Молодайка занесла над периной палку... Я вышел из-за избы, остановился в калитке и насупил лицо...
Кто-то прыснул из зрителей. Кто-то гыкнул.
— Стоп! — скомандовал режиссер. — Еще раз попробуем.
Он подошел ко мне и сказал:
— Пилу ты, пожалуй, брось. Это слишком уже. Перебор получается. Хватит того, что есть.
Он близко смотрел на меня. На скуластом его, шершавом мужичьем лице глаза были ярки и зелены.
— Знаешь что, — сказал я режиссеру, — ты дай мне кедровых орешков. Я буду щелкать и плевать. Так натуральнее будет.
— Держи, — сказал режиссер и достал из большого кармана ватника пригоршню зажаренных до черноты орешков...
Спустя какое-то время я увидел себя в фильме «Живет такой парень».
Потом встречался, от случая к случаю, с Василием Шукшиным — то в Москве, то в Хабаровске, то где-то еще. Но это были незначительные встречи, о которых нечего и говорить. Я встречался с Василием Шукшиным на страницах журналов: если в номере есть рассказы Шукшина — значит, радость открытия, праздник, слезы и смех, и надо заглядывать вперед, много ли еще осталось этого счастья свидания с талантом дерзостным, самобытным... Увы, помногу Шукшин не писал, не хватало его... Я встречался с Василием Шукшиным в кино, это случалось, конечно, реже...

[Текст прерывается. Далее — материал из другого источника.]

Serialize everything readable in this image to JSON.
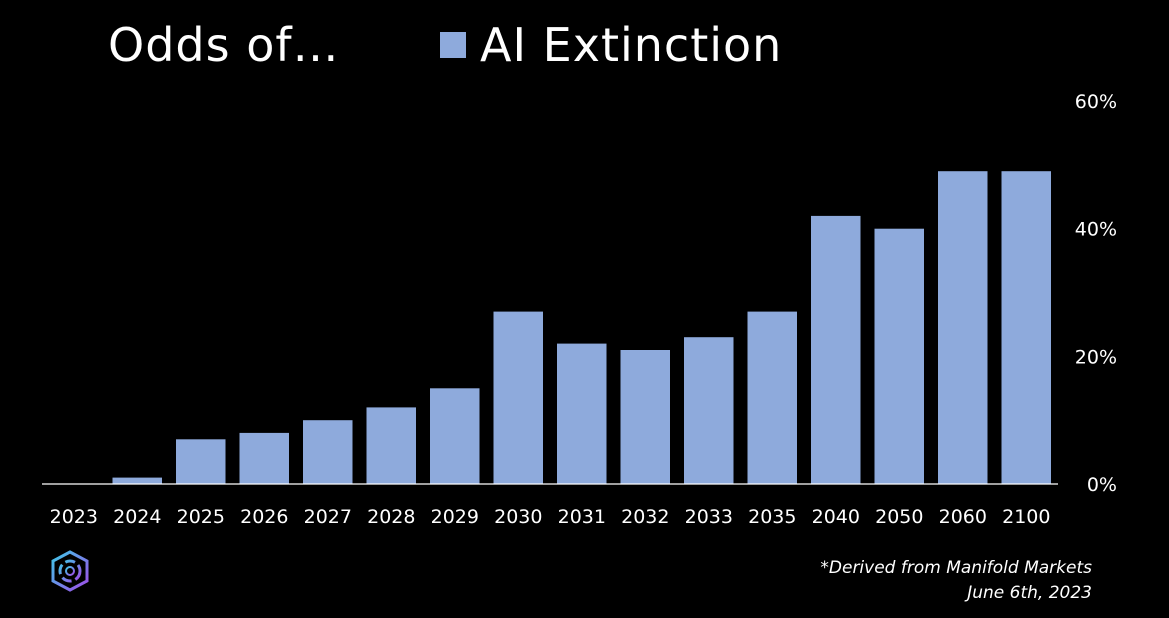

Иногда я писал Васе письма...
Всякий раз приходили ответы на них, трогательно-заботливые, сочувственные, полюбовные.
«Глебушка!
Здравствуй, родной. (Знаю, что тебя нет дома, но, должно быть, письмо перешлют. Кстати, пользуюсь случаем — передаю привет супруге твоей. И еще раз кстати: ты не находишь, что ничего более поганого нет в русском языке, чем — СУПРУГА. Как подпруга. Это тут мещанин разгулялся. Есть еще супружница.) Передай, пожалуйста, привет — жене. Так оно лучше.

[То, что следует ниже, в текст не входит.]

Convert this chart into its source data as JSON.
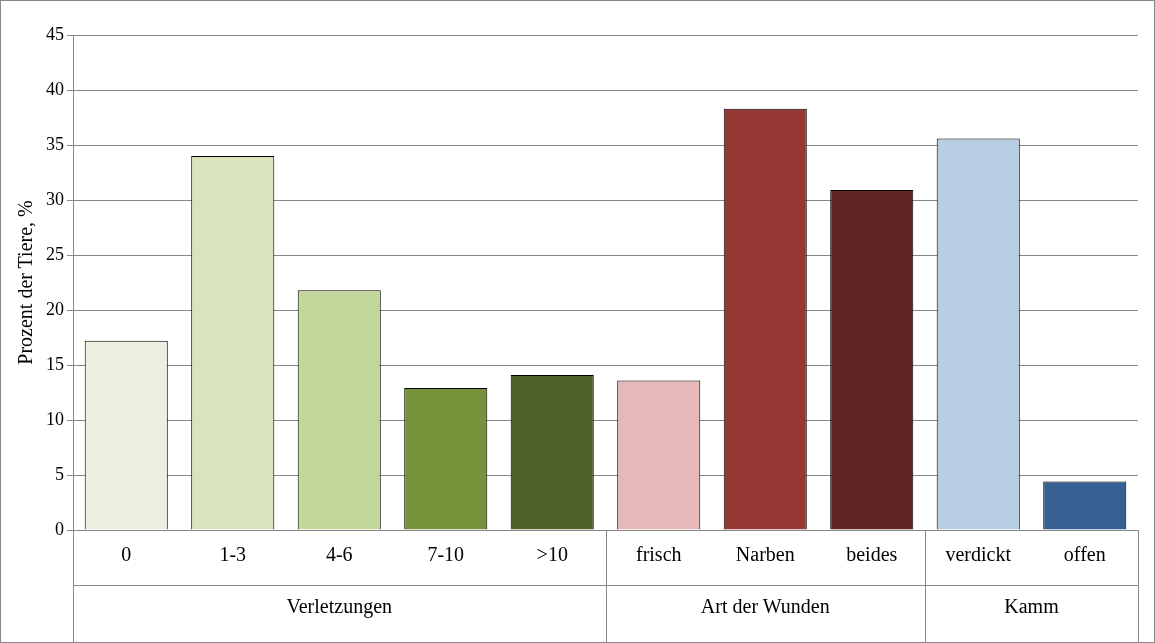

Спасибо тебе за добрые слова!
Глеб, я уже начинаю привыкать, как ты отнесешься к тому или иному моему «произведению». Не балуй меня. Но, правда, дорого: ты единственный, кто понял, что «соль» в единственном рассказе — «Вянет, пропадает». Я в полном недоумении, когда этого не понимают, — там ведь очень грустно! Но разве ты можешь представить меня, доказывающего, что именно этот рассказ — что-то тут есть. Стыдно ведь! Вот и — спасибо тебе, что дождался я «одного голоса».
Глебушка, мне почему-то очень нужны твои письма, пиши, ради бога! Не поленись. Правда, — помогаешь. Дай бог здоровья тебе.
Шукшин».
«Глебович!
Что это ты загрустил там, верста коломенская? Жизнь так прекрасна! И удивительна. Смотри, как я: попишу, попишу — выйду на балкон, повою — и опять писать. Такая бодрость охватит, что сил нет. Хочется рвать и метать. Метать — это не знаю, что такое, а рвать — пожалуйста, корзина рядом. Рвем. Или включи радио — тоже успокаивает. Или... Ну, это ты сам знаешь.